Mar 26, 2017

Daniel Kahneman on the spreading falsehoods

A reliable way to make people believe in falsehoods is frequent repetition, because familiarity is not easily distinguished from truth.  Authoritarian institutions and marketers have always known this fact.

~ Daniel Kahneman

Mar 22, 2017

Doug Pollitt on the U.S. government bond market

If you are a creditor, the last person you want to see on the other side of the table is Donald Trump.

~ Doug Pollitt, "And the dull pangs of regret...," Pollitt & Co. Research, November 16, 2016

Mar 17, 2017

Kevin Duffy on how Milton Friedman was guilty of data mining when studying the Great Depression

Milton Friedman studied the Great Depression and noticed that money supply dropped by one-third from 1929-1933.  He came to the conclusion that this was the cause of the depression and that the Fed hadn't acted strongly enough.  He also influenced a guy by the name of Ben Bernanke who, at Friedman’s 90th birthday party, vowed not to make the same “mistake.” 

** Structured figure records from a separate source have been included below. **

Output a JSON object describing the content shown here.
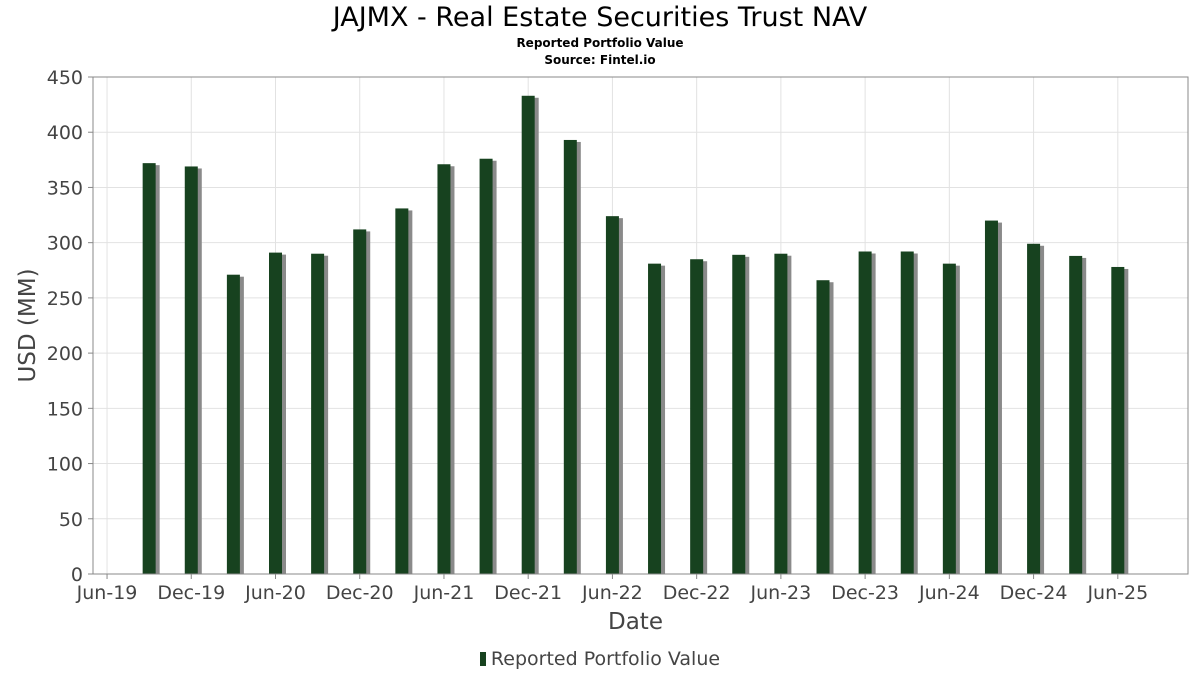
{
  "chart_data": {
    "type": "bar",
    "title": "JAJMX - Real Estate Securities Trust NAV",
    "subtitle": "Reported Portfolio Value",
    "source": "Source: Fintel.io",
    "xlabel": "Date",
    "ylabel": "USD (MM)",
    "ylim": [
      0,
      450
    ],
    "yticks": [
      0,
      50,
      100,
      150,
      200,
      250,
      300,
      350,
      400,
      450
    ],
    "xticks": [
      "Jun-19",
      "Dec-19",
      "Jun-20",
      "Dec-20",
      "Jun-21",
      "Dec-21",
      "Jun-22",
      "Dec-22",
      "Jun-23",
      "Dec-23",
      "Jun-24",
      "Dec-24",
      "Jun-25"
    ],
    "xtick_dates": [
      "2019-06",
      "2019-12",
      "2020-06",
      "2020-12",
      "2021-06",
      "2021-12",
      "2022-06",
      "2022-12",
      "2023-06",
      "2023-12",
      "2024-06",
      "2024-12",
      "2025-06"
    ],
    "xrange": [
      "2019-05",
      "2025-11"
    ],
    "grid": true,
    "legend_position": "bottom-center",
    "series": [
      {
        "name": "Reported Portfolio Value",
        "color": "#17421f",
        "shadow_color": "#8a8a8a",
        "dates": [
          "2019-09",
          "2019-12",
          "2020-03",
          "2020-06",
          "2020-09",
          "2020-12",
          "2021-03",
          "2021-06",
          "2021-09",
          "2021-12",
          "2022-03",
          "2022-06",
          "2022-09",
          "2022-12",
          "2023-03",
          "2023-06",
          "2023-09",
          "2023-12",
          "2024-03",
          "2024-06",
          "2024-09",
          "2024-12",
          "2025-03",
          "2025-06"
        ],
        "values": [
          372,
          369,
          271,
          291,
          290,
          312,
          331,
          371,
          376,
          433,
          393,
          324,
          281,
          285,
          289,
          290,
          266,
          292,
          292,
          281,
          320,
          299,
          288,
          278
        ]
      }
    ]
  }
}
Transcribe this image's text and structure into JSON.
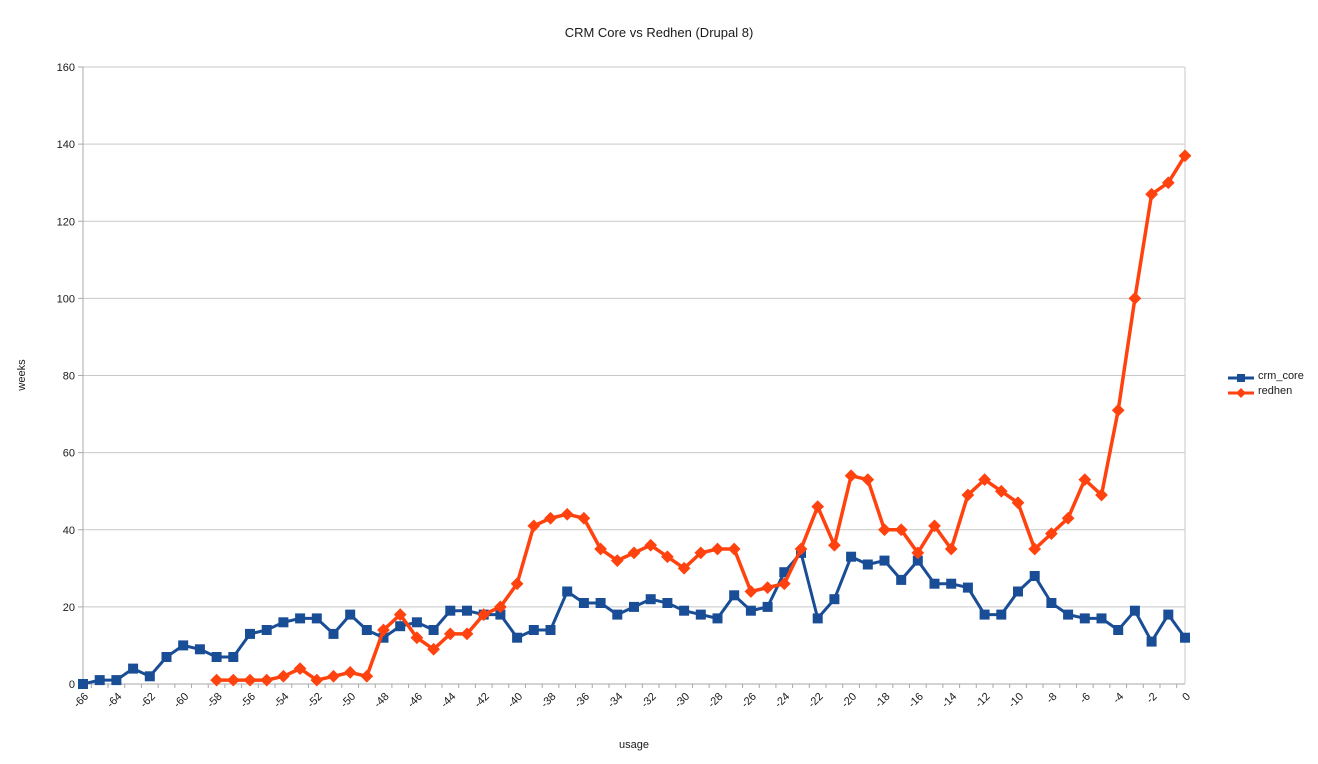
{
  "chart_data": {
    "type": "line",
    "title": "CRM Core vs Redhen (Drupal 8)",
    "xlabel": "usage",
    "ylabel": "weeks",
    "x_range": [
      -66,
      0
    ],
    "x_label_step": 2,
    "ylim": [
      0,
      160
    ],
    "y_tick_step": 20,
    "grid": true,
    "legend_position": "right",
    "series": [
      {
        "name": "crm_core",
        "color": "#194D96",
        "marker": "square",
        "x_start": -66,
        "values": [
          0,
          1,
          1,
          4,
          2,
          7,
          10,
          9,
          7,
          7,
          13,
          14,
          16,
          17,
          17,
          13,
          18,
          14,
          12,
          15,
          16,
          14,
          19,
          19,
          18,
          18,
          12,
          14,
          14,
          24,
          21,
          21,
          18,
          20,
          22,
          21,
          19,
          18,
          17,
          23,
          19,
          20,
          29,
          34,
          17,
          22,
          33,
          31,
          32,
          27,
          32,
          26,
          26,
          25,
          18,
          18,
          24,
          28,
          21,
          18,
          17,
          17,
          14,
          19,
          11,
          18,
          12
        ]
      },
      {
        "name": "redhen",
        "color": "#FF420E",
        "marker": "diamond",
        "x_start": -58,
        "values": [
          1,
          1,
          1,
          1,
          2,
          4,
          1,
          2,
          3,
          2,
          14,
          18,
          12,
          9,
          13,
          13,
          18,
          20,
          26,
          41,
          43,
          44,
          43,
          35,
          32,
          34,
          36,
          33,
          30,
          34,
          35,
          35,
          24,
          25,
          26,
          35,
          46,
          36,
          54,
          53,
          40,
          40,
          34,
          41,
          35,
          49,
          53,
          50,
          47,
          35,
          39,
          43,
          53,
          49,
          71,
          100,
          127,
          130,
          137
        ]
      }
    ]
  },
  "colors": {
    "grid": "#c9c9c9",
    "axis": "#a9a9a9",
    "text": "#1a1a1a",
    "background": "#ffffff"
  }
}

Did the Fed really sit bit idly as Friedman claimed?  Actually, no.  The Fed acted aggressively, buying government securities and expanding its balance sheet from 1929-1933.  It also lowered the discount rate from 5% to 1 ½%.  Friedman appears to be guilty of data mining.  Correlation doesn’t prove causation.  In fact, gold flows and loss of confidence in banks were contributing factors to the contraction in money supply.  If anything, the monetary inflation of the Fed probably made matters worse.

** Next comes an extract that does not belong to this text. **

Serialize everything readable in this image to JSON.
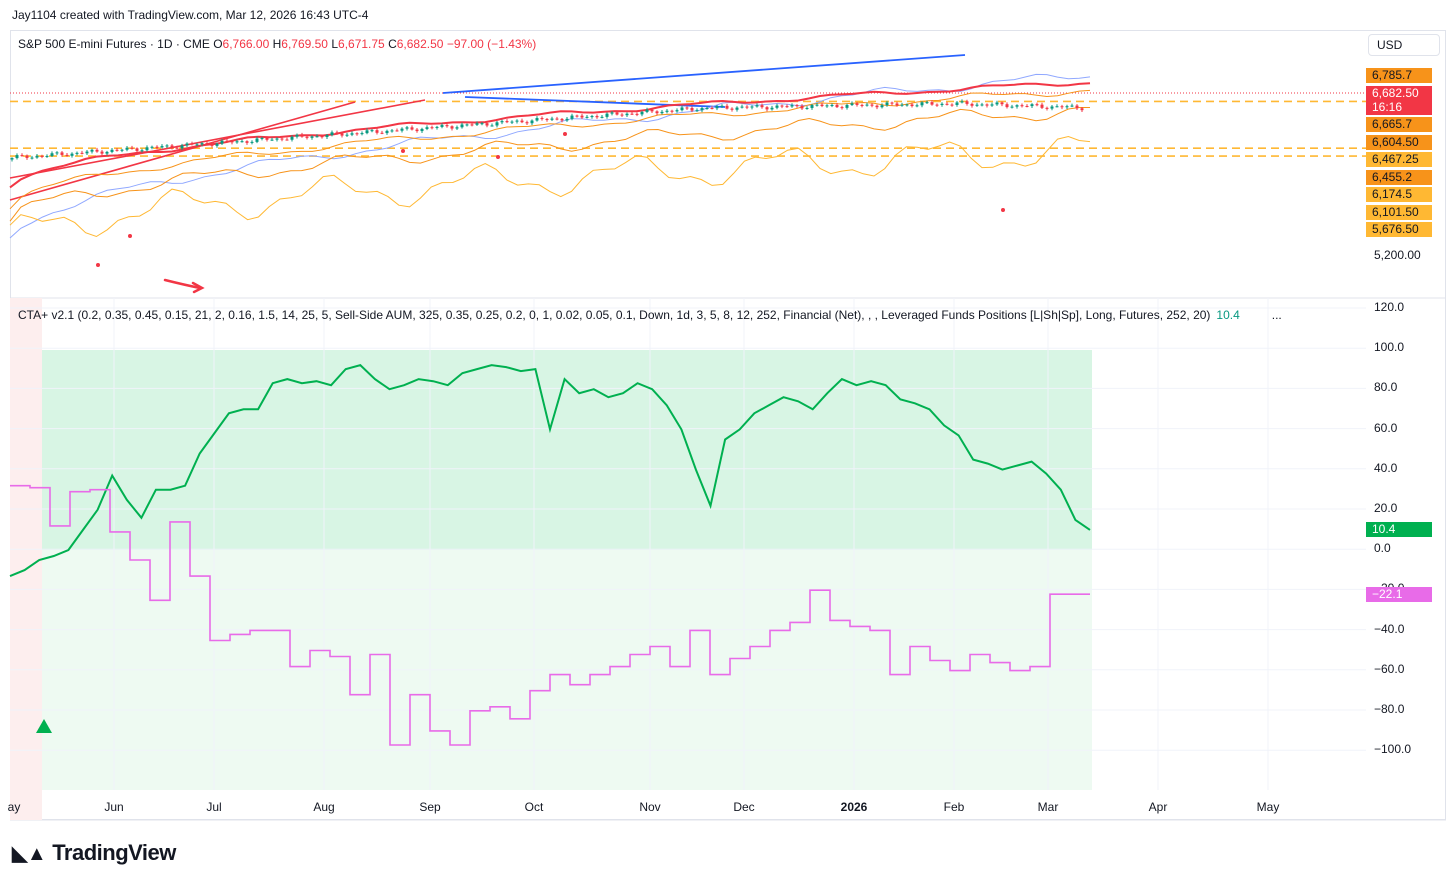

~ Kevin Duffy, "Mr. Market Flunks the Marshmallow Test," Grant's Spring Conference, March 15, 2017

Mar 12, 2017

Kevin Duffy on the elitist bubble

The financial elites think the masses are ignorant rubes who show up late for every asset party.  Yet it is the elites who are most economically ignorant -- the ultimate bag holders this cycle.

~ Kevin Duffy

Mar 9, 2017

~ Joseph Sobran on the two economies

As I see it now, there are really two economies — two distinct systems of producing and exchanging wealth.  Or rather, two systems that purport to do these things, though only one of them really produces anything, and the other is organized by a peculiar form of exchange.

The first is what is called the trade economy — the one summed up in the phrase "the free market."  The other might be called "the tax economy."

The trade economy is so familiar there is no need to say much about it, beyond pointing out that its operative principle is consent.  Its mechanism is the price system.

The tax economy is something fairly new—to America anyway.  A few generations ago the amount of wealth taken in taxes was only a sliver of the country's aggregate wealth.  But the government's share has increased to such an extent that it has become a whole separate economy.

~ Joseph Sobran, "The Two Economies," The Free Market, January 1991

Joseph Sobran on greed and the state

The state is never accused of greed.  There is no limit to what it may take from us. And those who live on what is taken in taxes are never accused of greed either.  Greed is virtually identified with the "profit motive." We have no invidious term for the parasitic motive.  The state and its clients are all but immune from moral criticism.

~ Joseph Sobran, "The Two Economies," The Free Market, January 1991

Mar 5, 2017

Business Week economist on government spending to fight the Great Depression

Just as we saved our way into depression, we must squander our way out of it.